Dans un message envoyé au Conseil régional de Samarie, dans le nord de la Cisjordanie, à l’occasion de la rentrée scolaire, Kisch a déclaré qu’Israël « plantait de nouvelles racines pour l’éducation et l’avenir » à Homesh.
Smotrich a pour sa part déclaré que l’ouverture de cette maternelle n’était « pas seulement un événement à vocation éducative, mais un symbole de renaissance et de renouveau au cœur de la Samarie », utilisant le nom biblique de la région.
La nouvelle école maternelle bénéficie du soutien du ministère de l’Éducation et de son département chargé du réseau d’enseignement religieux.
En mai, le cabinet de sécurité a approuvé la construction, la légalisation et la reconnaissance rétroactives, de 22 nouvelles implantations en Cisjordanie, notamment à Homesh et Sa-Nur, deux des quatre localités évacuées dans le cadre du plan de désengagement unilatéral.
Les structures existantes à Homesh, principalement une yeshiva, n’ont toutefois pas encore été légalisées.
Les organisations qui militent contre le mouvement des implantations ont vivement condamné la relance des implantations dans le nord de la Cisjordanie, estimant qu’elles interrompent la contiguïté territoriale palestinienne dans la région et risquent de créer des tensions avec la population palestinienne locale.
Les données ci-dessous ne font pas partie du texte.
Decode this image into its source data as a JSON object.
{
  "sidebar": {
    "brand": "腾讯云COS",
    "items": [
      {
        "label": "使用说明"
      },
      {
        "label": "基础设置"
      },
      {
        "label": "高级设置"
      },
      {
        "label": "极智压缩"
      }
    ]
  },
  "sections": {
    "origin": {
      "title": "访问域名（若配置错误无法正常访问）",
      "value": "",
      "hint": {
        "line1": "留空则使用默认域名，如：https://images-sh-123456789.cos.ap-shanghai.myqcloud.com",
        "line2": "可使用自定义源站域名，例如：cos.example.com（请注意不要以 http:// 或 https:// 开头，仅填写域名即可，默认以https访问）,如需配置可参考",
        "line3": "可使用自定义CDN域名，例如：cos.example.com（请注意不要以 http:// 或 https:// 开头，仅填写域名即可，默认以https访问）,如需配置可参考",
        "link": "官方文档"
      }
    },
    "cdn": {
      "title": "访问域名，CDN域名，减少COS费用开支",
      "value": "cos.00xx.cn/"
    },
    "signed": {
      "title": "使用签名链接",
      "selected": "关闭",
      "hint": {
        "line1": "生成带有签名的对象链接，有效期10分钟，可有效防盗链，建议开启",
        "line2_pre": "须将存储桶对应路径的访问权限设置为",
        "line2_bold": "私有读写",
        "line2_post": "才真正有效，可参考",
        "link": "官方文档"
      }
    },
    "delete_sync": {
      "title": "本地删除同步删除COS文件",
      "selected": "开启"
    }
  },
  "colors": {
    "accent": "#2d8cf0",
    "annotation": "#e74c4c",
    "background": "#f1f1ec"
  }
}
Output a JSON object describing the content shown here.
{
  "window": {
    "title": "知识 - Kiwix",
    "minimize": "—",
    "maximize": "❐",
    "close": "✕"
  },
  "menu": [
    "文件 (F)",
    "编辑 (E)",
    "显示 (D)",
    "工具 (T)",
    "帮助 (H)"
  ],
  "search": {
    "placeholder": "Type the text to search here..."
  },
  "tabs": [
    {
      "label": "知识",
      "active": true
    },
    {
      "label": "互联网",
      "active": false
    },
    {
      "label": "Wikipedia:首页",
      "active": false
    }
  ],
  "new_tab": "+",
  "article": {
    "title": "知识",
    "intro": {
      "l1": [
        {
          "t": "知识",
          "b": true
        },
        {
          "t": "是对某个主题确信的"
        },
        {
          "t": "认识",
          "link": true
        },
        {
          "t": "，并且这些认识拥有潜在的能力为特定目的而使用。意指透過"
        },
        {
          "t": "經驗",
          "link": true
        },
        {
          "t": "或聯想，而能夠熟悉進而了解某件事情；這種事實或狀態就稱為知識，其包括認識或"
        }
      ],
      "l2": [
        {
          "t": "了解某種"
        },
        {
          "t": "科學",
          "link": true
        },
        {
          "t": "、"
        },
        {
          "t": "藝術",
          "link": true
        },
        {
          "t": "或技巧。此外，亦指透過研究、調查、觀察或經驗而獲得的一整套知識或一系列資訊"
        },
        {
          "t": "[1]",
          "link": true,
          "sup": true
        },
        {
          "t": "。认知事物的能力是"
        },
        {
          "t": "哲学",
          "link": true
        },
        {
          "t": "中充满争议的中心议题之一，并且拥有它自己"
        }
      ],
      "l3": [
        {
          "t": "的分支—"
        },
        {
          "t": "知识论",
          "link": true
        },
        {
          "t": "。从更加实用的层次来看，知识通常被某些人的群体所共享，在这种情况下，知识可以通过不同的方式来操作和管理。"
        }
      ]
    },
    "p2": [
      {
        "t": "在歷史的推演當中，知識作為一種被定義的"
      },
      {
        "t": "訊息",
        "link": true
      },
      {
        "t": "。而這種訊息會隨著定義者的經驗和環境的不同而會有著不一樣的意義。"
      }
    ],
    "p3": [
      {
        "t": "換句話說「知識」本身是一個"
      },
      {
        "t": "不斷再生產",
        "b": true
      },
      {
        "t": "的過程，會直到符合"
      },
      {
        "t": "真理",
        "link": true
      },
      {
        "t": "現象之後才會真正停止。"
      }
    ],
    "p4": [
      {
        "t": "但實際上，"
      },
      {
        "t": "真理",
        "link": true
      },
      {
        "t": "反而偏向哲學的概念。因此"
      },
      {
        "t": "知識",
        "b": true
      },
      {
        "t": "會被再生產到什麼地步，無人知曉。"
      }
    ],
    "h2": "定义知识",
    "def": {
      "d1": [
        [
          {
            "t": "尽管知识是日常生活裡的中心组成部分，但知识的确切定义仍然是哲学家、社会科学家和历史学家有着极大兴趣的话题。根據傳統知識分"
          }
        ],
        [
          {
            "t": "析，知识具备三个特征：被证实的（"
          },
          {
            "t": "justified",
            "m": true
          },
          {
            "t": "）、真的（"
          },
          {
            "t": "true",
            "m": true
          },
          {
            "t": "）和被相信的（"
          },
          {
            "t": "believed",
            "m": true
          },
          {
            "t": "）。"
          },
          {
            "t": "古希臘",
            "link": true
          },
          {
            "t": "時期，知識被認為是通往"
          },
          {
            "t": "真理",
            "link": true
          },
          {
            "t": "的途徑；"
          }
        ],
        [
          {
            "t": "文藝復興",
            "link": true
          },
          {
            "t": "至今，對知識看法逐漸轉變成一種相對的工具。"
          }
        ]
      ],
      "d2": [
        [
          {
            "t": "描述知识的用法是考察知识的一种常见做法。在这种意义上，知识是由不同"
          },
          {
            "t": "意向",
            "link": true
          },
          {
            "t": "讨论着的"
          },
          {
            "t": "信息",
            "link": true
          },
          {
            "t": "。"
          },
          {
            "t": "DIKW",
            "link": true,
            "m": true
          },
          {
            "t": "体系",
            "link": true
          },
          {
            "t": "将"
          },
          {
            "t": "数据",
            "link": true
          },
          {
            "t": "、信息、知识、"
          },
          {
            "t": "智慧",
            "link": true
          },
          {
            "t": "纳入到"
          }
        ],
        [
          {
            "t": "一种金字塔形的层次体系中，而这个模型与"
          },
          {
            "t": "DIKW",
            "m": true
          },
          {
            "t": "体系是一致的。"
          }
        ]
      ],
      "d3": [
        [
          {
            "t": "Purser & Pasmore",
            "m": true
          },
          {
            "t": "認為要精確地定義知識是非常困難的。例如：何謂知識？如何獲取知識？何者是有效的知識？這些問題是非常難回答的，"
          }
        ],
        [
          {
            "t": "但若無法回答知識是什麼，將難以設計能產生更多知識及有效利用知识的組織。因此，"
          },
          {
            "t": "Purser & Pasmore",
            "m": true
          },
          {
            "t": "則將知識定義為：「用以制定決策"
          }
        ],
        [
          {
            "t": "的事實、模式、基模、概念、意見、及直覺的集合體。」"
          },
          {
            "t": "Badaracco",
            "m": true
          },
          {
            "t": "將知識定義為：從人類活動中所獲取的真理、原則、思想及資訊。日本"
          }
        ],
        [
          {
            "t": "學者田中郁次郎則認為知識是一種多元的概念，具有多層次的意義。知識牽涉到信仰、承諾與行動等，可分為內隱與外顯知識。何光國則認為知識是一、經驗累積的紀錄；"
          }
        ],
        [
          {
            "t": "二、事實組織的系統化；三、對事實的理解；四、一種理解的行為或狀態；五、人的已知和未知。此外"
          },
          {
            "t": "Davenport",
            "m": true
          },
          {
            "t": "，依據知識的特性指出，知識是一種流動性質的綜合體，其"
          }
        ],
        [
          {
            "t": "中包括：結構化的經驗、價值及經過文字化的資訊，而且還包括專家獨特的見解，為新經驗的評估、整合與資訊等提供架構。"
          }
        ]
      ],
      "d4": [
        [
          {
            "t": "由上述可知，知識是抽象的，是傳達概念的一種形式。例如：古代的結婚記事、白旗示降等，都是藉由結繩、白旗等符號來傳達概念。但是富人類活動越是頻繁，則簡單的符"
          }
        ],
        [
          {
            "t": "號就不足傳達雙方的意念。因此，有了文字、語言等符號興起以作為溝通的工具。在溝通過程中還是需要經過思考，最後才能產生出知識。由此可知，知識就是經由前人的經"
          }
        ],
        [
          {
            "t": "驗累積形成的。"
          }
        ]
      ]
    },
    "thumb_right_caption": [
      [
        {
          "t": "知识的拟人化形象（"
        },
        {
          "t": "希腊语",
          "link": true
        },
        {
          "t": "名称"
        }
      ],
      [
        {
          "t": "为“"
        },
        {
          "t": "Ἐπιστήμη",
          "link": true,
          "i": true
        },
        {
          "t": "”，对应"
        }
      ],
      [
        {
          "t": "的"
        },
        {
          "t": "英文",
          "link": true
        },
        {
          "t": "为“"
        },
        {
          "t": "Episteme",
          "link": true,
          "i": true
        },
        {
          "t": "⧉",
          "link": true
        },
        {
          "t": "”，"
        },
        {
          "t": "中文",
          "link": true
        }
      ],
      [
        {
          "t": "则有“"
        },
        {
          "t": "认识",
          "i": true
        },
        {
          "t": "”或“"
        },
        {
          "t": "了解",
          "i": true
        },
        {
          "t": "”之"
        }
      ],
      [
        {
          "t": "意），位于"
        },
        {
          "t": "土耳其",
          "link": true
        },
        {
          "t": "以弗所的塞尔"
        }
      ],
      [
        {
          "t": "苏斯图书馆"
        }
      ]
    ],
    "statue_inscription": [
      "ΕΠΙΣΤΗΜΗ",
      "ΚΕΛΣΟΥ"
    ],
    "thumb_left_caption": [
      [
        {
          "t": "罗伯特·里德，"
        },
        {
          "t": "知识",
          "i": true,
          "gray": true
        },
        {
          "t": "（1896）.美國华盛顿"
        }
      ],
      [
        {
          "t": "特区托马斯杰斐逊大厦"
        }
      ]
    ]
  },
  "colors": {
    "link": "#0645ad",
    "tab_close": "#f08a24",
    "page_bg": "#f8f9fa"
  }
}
« Je salue les pionniers des implantations qui renforcent la souveraineté [sur la Cisjordanie] sur le terrain », a déclaré Kisch dans un message adressé lundi aux habitants de Homesh.
« Sous mon autorité, le ministère de l’Éducation, fournira des solutions en matière d’éducation à chaque implantation juive en Terre d’Israël », a-t-il ajouté.
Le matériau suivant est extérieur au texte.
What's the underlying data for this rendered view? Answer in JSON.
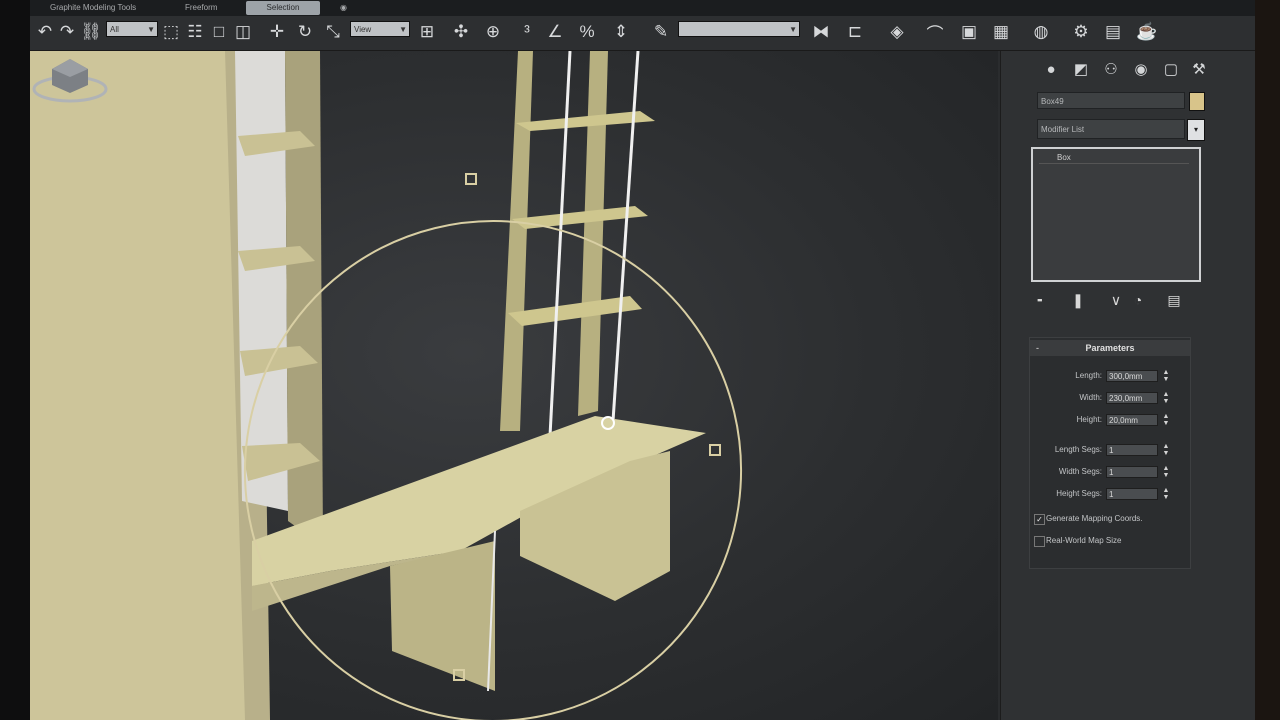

Smotrich s’est montré tout aussi enthousiaste, saluant le retour des résidents d’implantations à Homesh.
« Les enfants qui commenceront leur journée ici dans la joie et les chants sont la véritable réponse à tous ceux qui pensaient que les implantations seraient détruites », a déclaré le ministre des Finances.
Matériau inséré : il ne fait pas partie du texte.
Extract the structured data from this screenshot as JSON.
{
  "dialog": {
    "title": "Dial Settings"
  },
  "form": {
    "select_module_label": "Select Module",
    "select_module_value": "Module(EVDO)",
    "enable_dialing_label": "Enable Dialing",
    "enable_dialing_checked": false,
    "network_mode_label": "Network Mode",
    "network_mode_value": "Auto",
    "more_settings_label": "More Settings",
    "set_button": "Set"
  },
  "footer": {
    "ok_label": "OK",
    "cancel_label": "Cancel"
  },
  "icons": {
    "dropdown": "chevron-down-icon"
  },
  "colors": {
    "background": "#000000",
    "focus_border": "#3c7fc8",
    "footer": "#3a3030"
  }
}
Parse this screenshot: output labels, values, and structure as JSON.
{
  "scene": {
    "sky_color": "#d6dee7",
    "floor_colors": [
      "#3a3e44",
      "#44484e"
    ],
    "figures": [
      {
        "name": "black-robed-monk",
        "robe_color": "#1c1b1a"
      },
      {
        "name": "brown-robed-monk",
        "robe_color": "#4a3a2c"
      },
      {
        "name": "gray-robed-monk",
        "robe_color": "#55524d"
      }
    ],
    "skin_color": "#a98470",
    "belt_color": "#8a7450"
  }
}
« Avec l’aide de Dieu, nous continuerons à construire, à étendre et à approfondir nos racines dans toutes les régions de notre patrie. »
Yossi Dagan, président du Conseil régional de Samarie, a déclaré que l’ouverture de cette école maternelle marquait la fin du « désengagement » et s’est engagé à créer d’autres écoles maternelles dans les nouvelles implantations de la région.
Selon un article publié dans le journal Makor Rishon au début du mois, environ treize familles résident actuellement à Homesh, bien qu’un porte-parole du Conseil régional de Samarie n’ait pas confirmé ce chiffre.
Dans son communiqué de presse, le conseil a cité Benny Gal, un habitant de Homesh et représentant des familles originaires de cette implantation, qui a déclaré que le retour dans cette implantation était le fruit de vingt ans de lutte.
« Un groupe de résidents d’implantations de Homesh a tenté de revenir ici dès le premier jour après l’expulsion, et y est revenu un nombre incalculable de fois », a déclaré Gal.
« Nous assistons de nos propres yeux au salut et à la réalisation de la prophétie. »
Homesh était l’une des quatre localités du nord de la Cisjordanie qui ont été évacuées et partiellement détruites dans le cadre du plan de désengagement, dont l’élément principal était l’évacuation des habitants des implantations juives de la bande de Gaza.
Homesh, Sa-Nur, Ganim et Kadim en faisaient partie.
Un avant-poste illégal, centré autour d’une yeshiva, a été construit près du site de l’ancienne implantation en 2005, mais a été déplacé vers un emplacement voisin en juin 2023, à la suite de pressions juridiques exercées par un recours déposé auprès de la Haute Cour.
En mars de la même année, le gouvernement a abrogé une partie de la loi de 2005 sur le désengagement, qui interdisait aux Israéliens d’entrer dans la zone du nord de la Cisjordanie où se trouvaient les quatre anciennes implantations. En mai de la même année, l’armée israélienne a révoqué l’ordre imposant une interdiction militaire aux Israéliens de se trouver à Homesh.